How to set up a shock tube problem such that the solution includes a shock with a specified Mach number

Question

One of the famous and convenient test cases for shock wave modeling is the 1D Sod's shock tube. This is a Riemann problem for the compressible Euler equations of gas dynamics. The initial set up has been done by dividing domain half with diaphragm. The left and right sides of the domain have initial values chosen to generate a shock wave. The left region has initial pressure and density values higher then those in the right region. Velocities are zero on both sides of the diaphragm.

In my case, I know the initial Mach number of the shock wave and the right hand side initial values. I wish to know how to determine the initial values for the left side when only the Mach number and initial right state are given.

Answer 1

I have implemented the solution derived below using PyClaw in an IPython notebook. If you download that, you can adjust the initial values and see the computed solutions.

General setup

In the solution of a Riemann problem for the 1D Euler equations, there are generally 3 waves. Two of them are genuinely nonlinear; the other is a contact discontinuity, which only carries a jump in the density. My understanding is that you'd like to set up initial left and right states such that the velocity is initially zero everywhere, the rightmost wave is a shock moving at Mach number $M$ relative to the right-state sound speed, and the leftmost wave is a rarefaction (you didn't specify the last requirement, but it would make the problem analogous to the Sod shock tube). This situation is depicted in the figure below, which also establishes the notation I'll use.
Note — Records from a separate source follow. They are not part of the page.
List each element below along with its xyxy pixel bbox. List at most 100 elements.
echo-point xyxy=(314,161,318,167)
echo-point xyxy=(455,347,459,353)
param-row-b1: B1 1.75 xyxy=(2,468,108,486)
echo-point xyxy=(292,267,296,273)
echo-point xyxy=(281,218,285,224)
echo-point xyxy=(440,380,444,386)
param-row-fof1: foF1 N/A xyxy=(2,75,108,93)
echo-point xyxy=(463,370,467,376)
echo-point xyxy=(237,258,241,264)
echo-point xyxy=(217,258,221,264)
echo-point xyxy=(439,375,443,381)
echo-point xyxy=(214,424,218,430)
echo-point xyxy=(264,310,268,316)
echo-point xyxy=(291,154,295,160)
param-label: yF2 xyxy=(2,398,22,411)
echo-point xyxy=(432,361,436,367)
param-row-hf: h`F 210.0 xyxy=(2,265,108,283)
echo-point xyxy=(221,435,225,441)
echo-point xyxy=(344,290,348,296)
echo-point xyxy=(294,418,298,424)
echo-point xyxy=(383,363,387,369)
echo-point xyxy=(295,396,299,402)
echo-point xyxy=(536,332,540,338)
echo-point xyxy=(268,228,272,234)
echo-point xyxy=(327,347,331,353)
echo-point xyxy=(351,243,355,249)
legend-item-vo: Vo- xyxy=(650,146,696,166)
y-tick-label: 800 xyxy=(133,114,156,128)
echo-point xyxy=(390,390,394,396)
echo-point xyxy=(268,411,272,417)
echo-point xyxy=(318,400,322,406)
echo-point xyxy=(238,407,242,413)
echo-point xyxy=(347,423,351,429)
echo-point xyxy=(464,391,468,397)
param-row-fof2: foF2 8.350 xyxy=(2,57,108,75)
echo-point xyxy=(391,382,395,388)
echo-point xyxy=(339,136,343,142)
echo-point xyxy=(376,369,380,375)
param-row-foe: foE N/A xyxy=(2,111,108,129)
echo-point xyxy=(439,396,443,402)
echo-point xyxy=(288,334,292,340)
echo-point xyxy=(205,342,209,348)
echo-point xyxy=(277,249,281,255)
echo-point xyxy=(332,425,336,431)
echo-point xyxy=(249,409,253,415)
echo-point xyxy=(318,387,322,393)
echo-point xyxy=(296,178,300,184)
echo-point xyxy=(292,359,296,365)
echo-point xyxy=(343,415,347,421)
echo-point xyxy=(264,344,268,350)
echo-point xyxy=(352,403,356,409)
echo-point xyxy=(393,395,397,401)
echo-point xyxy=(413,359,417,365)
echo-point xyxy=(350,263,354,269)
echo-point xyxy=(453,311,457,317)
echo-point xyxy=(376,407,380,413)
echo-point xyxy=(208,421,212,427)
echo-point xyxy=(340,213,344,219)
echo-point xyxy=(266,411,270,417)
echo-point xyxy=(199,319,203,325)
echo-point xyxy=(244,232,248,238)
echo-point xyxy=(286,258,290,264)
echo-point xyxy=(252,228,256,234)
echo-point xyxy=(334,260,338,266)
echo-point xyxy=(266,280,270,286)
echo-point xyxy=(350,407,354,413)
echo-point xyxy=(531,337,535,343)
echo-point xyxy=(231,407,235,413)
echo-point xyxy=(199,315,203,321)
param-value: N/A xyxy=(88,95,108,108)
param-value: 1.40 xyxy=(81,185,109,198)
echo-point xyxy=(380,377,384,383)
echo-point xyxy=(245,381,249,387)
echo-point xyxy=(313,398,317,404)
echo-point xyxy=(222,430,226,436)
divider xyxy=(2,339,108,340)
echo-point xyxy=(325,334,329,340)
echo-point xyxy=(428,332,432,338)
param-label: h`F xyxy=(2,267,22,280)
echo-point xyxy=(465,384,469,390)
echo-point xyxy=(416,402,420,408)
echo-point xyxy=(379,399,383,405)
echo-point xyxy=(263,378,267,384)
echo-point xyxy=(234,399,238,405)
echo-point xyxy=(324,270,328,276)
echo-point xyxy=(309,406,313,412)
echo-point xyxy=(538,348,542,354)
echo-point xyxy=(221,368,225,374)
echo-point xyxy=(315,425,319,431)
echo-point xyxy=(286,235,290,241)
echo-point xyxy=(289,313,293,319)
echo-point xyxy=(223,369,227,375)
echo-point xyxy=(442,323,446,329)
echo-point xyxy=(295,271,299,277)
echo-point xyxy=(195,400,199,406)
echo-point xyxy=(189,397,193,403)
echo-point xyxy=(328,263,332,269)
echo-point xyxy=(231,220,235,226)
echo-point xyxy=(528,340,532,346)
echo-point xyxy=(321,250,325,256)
Finding the state behind the shock

Let $$\mu = \frac{2(M^2-1)}{M(\gamma+1)}.$$

Using the Rankine-Hugoniot conditions, we find that the state just to the right of the contact is given by the following:

\begin{align} \rho_r^*& = \rho_r \frac{M}{M-\mu} \\ u & = \mu c_r \\ p & = p_r \frac{(2M^2 -1)\gamma+1}{\gamma+1}. \end{align}

If you were willing to have a non-zero velocity for the left state, you could stop here and use the values just derived for the left state. If you want $u_l=0$, read on.

Finding the left state

Next, we know that the left state and the $[\rho_l^*, u, p]$ state must be connected by a left-going rarefaction. The relevant Riemann invariants imply

$$\rho_l = \frac{4\gamma p_l}{(\gamma-1)^2 u^2} \left(1- \left(\frac{p}{p_l}\right)^{\frac{\gamma-1}{2\gamma}}\right)^2$$

and

$$\rho_l^* = \left(\frac{p}{p_l}\right)^{1/\gamma} \rho_l.$$

So we can prescribe any value we like for $p_l$ and compute the remaining values $\rho_l,\rho_l^*$ from the equations above. The only catch is that the resulting rarefaction should satisfy the entropy condition, which is true if $p_l>p$.

Notes

I worked this out using Chapter 14 of Randall Leveque's text on finite volume methods.

There is a 1-parameter family of possible left states (which seems obvious once you check the number of unknowns and constraints).

If you didn't restrict the left-state velocity to be zero, it would be possible to set up a problem where only the shock wave appears by taking the left state to be $(\rho_r^*, u, p)^T$. But since you want zero initial velocities, it's necessary to use the full procedure described above.

Answer 2

If I recall my compressibles, you want to use the normal shock equations. You'll also need to pick a $\gamma$.